Ils étaient d’ailleurs demandeurs d’informations sur tous les grands événements qui ont fait l’actualité durant ces 520 jours, ajoute Patrik Sundblad: «Les matches enregistrés de la Coupe du monde de football en 2010 ont été très appréciés.» Ainsi, trois fois par semaine, depuis la salle de commande, la psychologue Olga Shevchenko triait puis leur envoyait des informations sur la marche du monde, tout en discutant avec eux de leur état psychologique. «C’est notre travail de s’assurer que l’expérience ne s’arrête pas», dit-elle dans la revue NewScientist , sachant que les participants pouvaient sortir à tout moment.

Est-ce à dire que les participants ne recevaient pas les mauvaises nouvelles, internationales ou plus personnelles, tel un accident dans leur famille? «Non, toute information pertinente ou importante leur était communiquée par la voie officielle, assure Patrik Sundblad. Ils auraient de toute manière été informés par leurs proches, avec qui ils échangeaient par des canaux privés.» Des situations qu’il faut parfois gérer avec doigté: «Dans leurs modules, ils peuvent s’inquiéter. Mais leur inquiétude peut vite s’amplifier, car ils sont totalement impuissants», détaille Olga Shevchenko.

L’un dans l’autre, tous les psychologues reconnaissent que la dynamique de groupe a été bonne. Même pendant les deux pannes simulées: une interruption d’une semaine des communications avec la Terre, et une panne de courant de 20 heures. Selon Patrik Sundblad, un des aspects ayant conduit au succès de la mission est d’ailleurs que «tout le monde a toujours joué le jeu».

«Nous étions intéressés à voir si et comment allaient se développer des structures sociales au sein de l’équipage, poursuit Bernd Johannes, psychologue à l’Institut de médecine spatiale à Hambourg. De telles structures se sont bien mises en place – certains étaient plus proches que d’autres –, mais elles sont restées stables, ce qui n’était pas évident d’emblée. A aucun moment l’un des membres n’a été exclu, ce qui aurait été terrible.»

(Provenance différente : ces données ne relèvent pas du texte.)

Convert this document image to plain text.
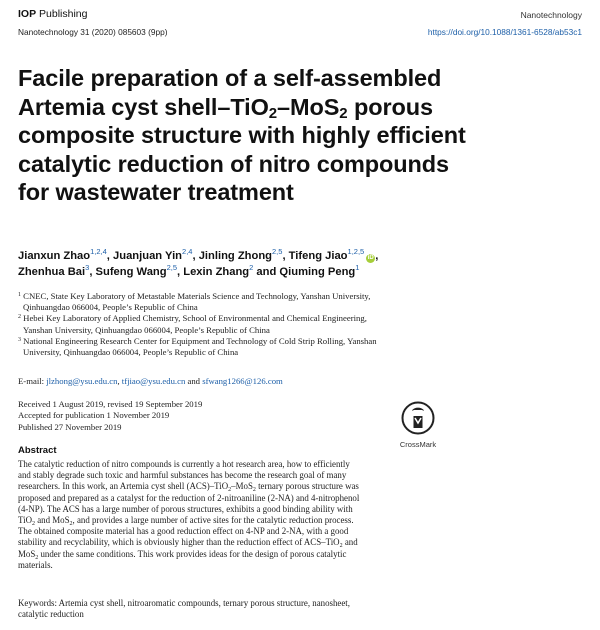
IOP Publishing	Nanotechnology
Nanotechnology 31 (2020) 085603 (9pp)	https://doi.org/10.1088/1361-6528/ab53c1
Facile preparation of a self-assembled
Artemia cyst shell–TiO$_2$–MoS$_2$ porous
composite structure with highly efficient
catalytic reduction of nitro compounds
for wastewater treatment
Jianxun Zhao$^{1,2,4}$, Juanjuan Yin$^{2,4}$, Jinling Zhong$^{2,5}$, Tifeng Jiao$^{1,2,5}$iD ,
Zhenhua Bai$^3$, Sufeng Wang$^{2,5}$, Lexin Zhang$^2$ and Qiuming Peng$^1$
$^1$ CNEC, State Key Laboratory of Metastable Materials Science and Technology, Yanshan University,
Qinhuangdao 066004, People’s Republic of China
$^2$ Hebei Key Laboratory of Applied Chemistry, School of Environmental and Chemical Engineering,
Yanshan University, Qinhuangdao 066004, People’s Republic of China
$^3$ National Engineering Research Center for Equipment and Technology of Cold Strip Rolling, Yanshan
University, Qinhuangdao 066004, People’s Republic of China
E-mail: jlzhong@ysu.edu.cn, tfjiao@ysu.edu.cn and sfwang1266@126.com
Received 1 August 2019, revised 19 September 2019
Accepted for publication 1 November 2019
Published 27 November 2019
CrossMark
Abstract
The catalytic reduction of nitro compounds is currently a hot research area, how to efficiently
and stably degrade such toxic and harmful substances has become the research goal of many
researchers. In this work, an Artemia cyst shell (ACS)–TiO$_2$–MoS$_2$ ternary porous structure was
proposed and prepared as a catalyst for the reduction of 2-nitroaniline (2-NA) and 4-nitrophenol
(4-NP). The ACS has a large number of porous structures, exhibits a good binding ability with
TiO$_2$ and MoS$_2$, and provides a large number of active sites for the catalytic reduction process.
The obtained composite material has a good reduction effect on 4-NP and 2-NA, with a good
stability and recyclability, which is obviously higher than the reduction effect of ACS–TiO$_2$ and
MoS$_2$ under the same conditions. This work provides ideas for the design of porous catalytic
materials.
Keywords: Artemia cyst shell, nitroaromatic compounds, ternary porous structure, nanosheet,
catalytic reduction
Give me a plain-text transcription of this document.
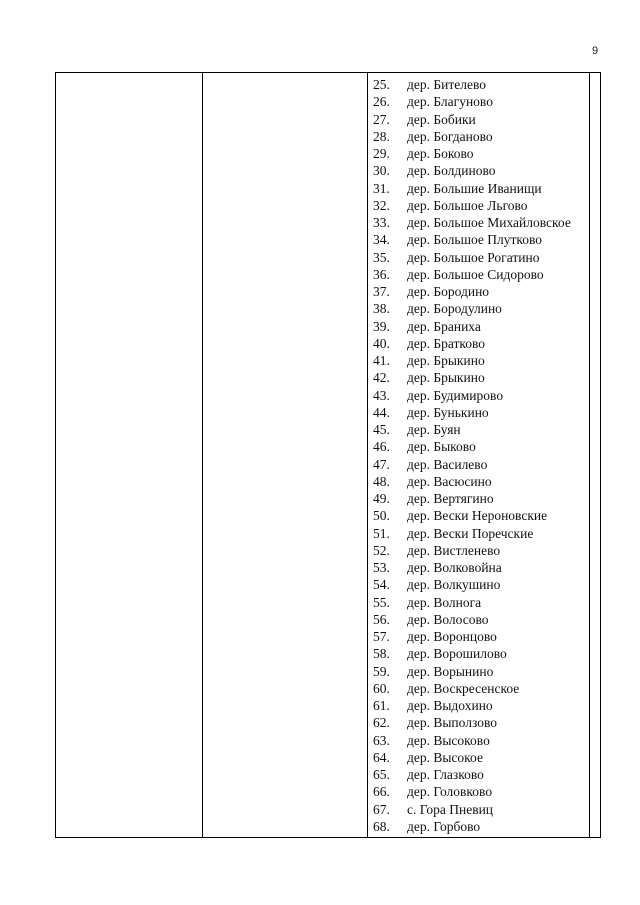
9
25.	дер. Бителево
26.	дер. Благуново
27.	дер. Бобики
28.	дер. Богданово
29.	дер. Боково
30.	дер. Болдиново
31.	дер. Большие Иванищи
32.	дер. Большое Льгово
33.	дер. Большое Михайловское
34.	дер. Большое Плутково
35.	дер. Большое Рогатино
36.	дер. Большое Сидорово
37.	дер. Бородино
38.	дер. Бородулино
39.	дер. Браниха
40.	дер. Братково
41.	дер. Брыкино
42.	дер. Брыкино
43.	дер. Будимирово
44.	дер. Бунькино
45.	дер. Буян
46.	дер. Быково
47.	дер. Василево
48.	дер. Васюсино
49.	дер. Вертягино
50.	дер. Вески Нероновские
51.	дер. Вески Поречские
52.	дер. Вистленево
53.	дер. Волковойна
54.	дер. Волкушино
55.	дер. Волнога
56.	дер. Волосово
57.	дер. Воронцово
58.	дер. Ворошилово
59.	дер. Ворынино
60.	дер. Воскресенское
61.	дер. Выдохино
62.	дер. Выползово
63.	дер. Высоково
64.	дер. Высокое
65.	дер. Глазково
66.	дер. Головково
67.	с. Гора Пневиц
68.	дер. Горбово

Pour l’astronaute français Jean-François Clervoy, c’est là une des démonstrations les plus utiles de l’expérience: «Pouvoir résister ensemble au stress lors d’un si long confinement est important si l’on veut entamer un jour un vrai voyage vers Mars.» «C’est même un élément qui garantit la moitié d’une telle mission», abonde John Logsdon, ancien directeur du Space Policy Institute à Washington. «Cette expérience nous permettra de mieux cibler les critères de compatibilité cruciaux pour sélectionner un équipage idéal en partance pour Mars», poursuit Jean-François Clervoy.

A ce sujet, pourquoi aucune femme ne faisait-elle partie de l’aventure? «Ce n’était pas intentionnel, répond Patrik Sundblad. Il n’y avait plus de candidate assez valable dans les dernières phases de sélection. Mais il est clair que cela aurait accru le degré de complexité de l’expérience au niveau social.»

Autres points positifs au bilan: la collaboration internationale réussie quant aux priorités de l’expérience, les communications entre le vaisseau et le poste de commande «terrestre», ou l’organisation à bord. «L’idée est maintenant de refaire des protocoles similaires, mais plus courts, afin d’acquérir des statistiques représentatives sur les comportements de l’équipage», indique Patrik Sundblad.

Cela dit, Mars500 n’a de loin pas permis de simuler tous les aspects d’une vraie mission vers Mars. Notamment l’effet des dangereux rayonnements cosmiques présents dans l’espace et l’absence de gravité. «C’est pourquoi, au sein des agences spatiales, on discute pour mener, entre 2015 et 2020, de longues expériences de confinement à bord de la Station spatiale internationale (ISS)», avance Jean-François Clervoy. «Cette idée sera difficile à concrétiser, car cela impliquerait d’y consacrer l’ISS en entier, les capacités de retour d’urgence limitant son équipage à six personnes», rétorque John Logsdon, pour qui «on reste très loin d’un réel périple vers la planète rouge. Mais des aventures comme Mars500 sont une manière de maintenir le rêve bien vivace.»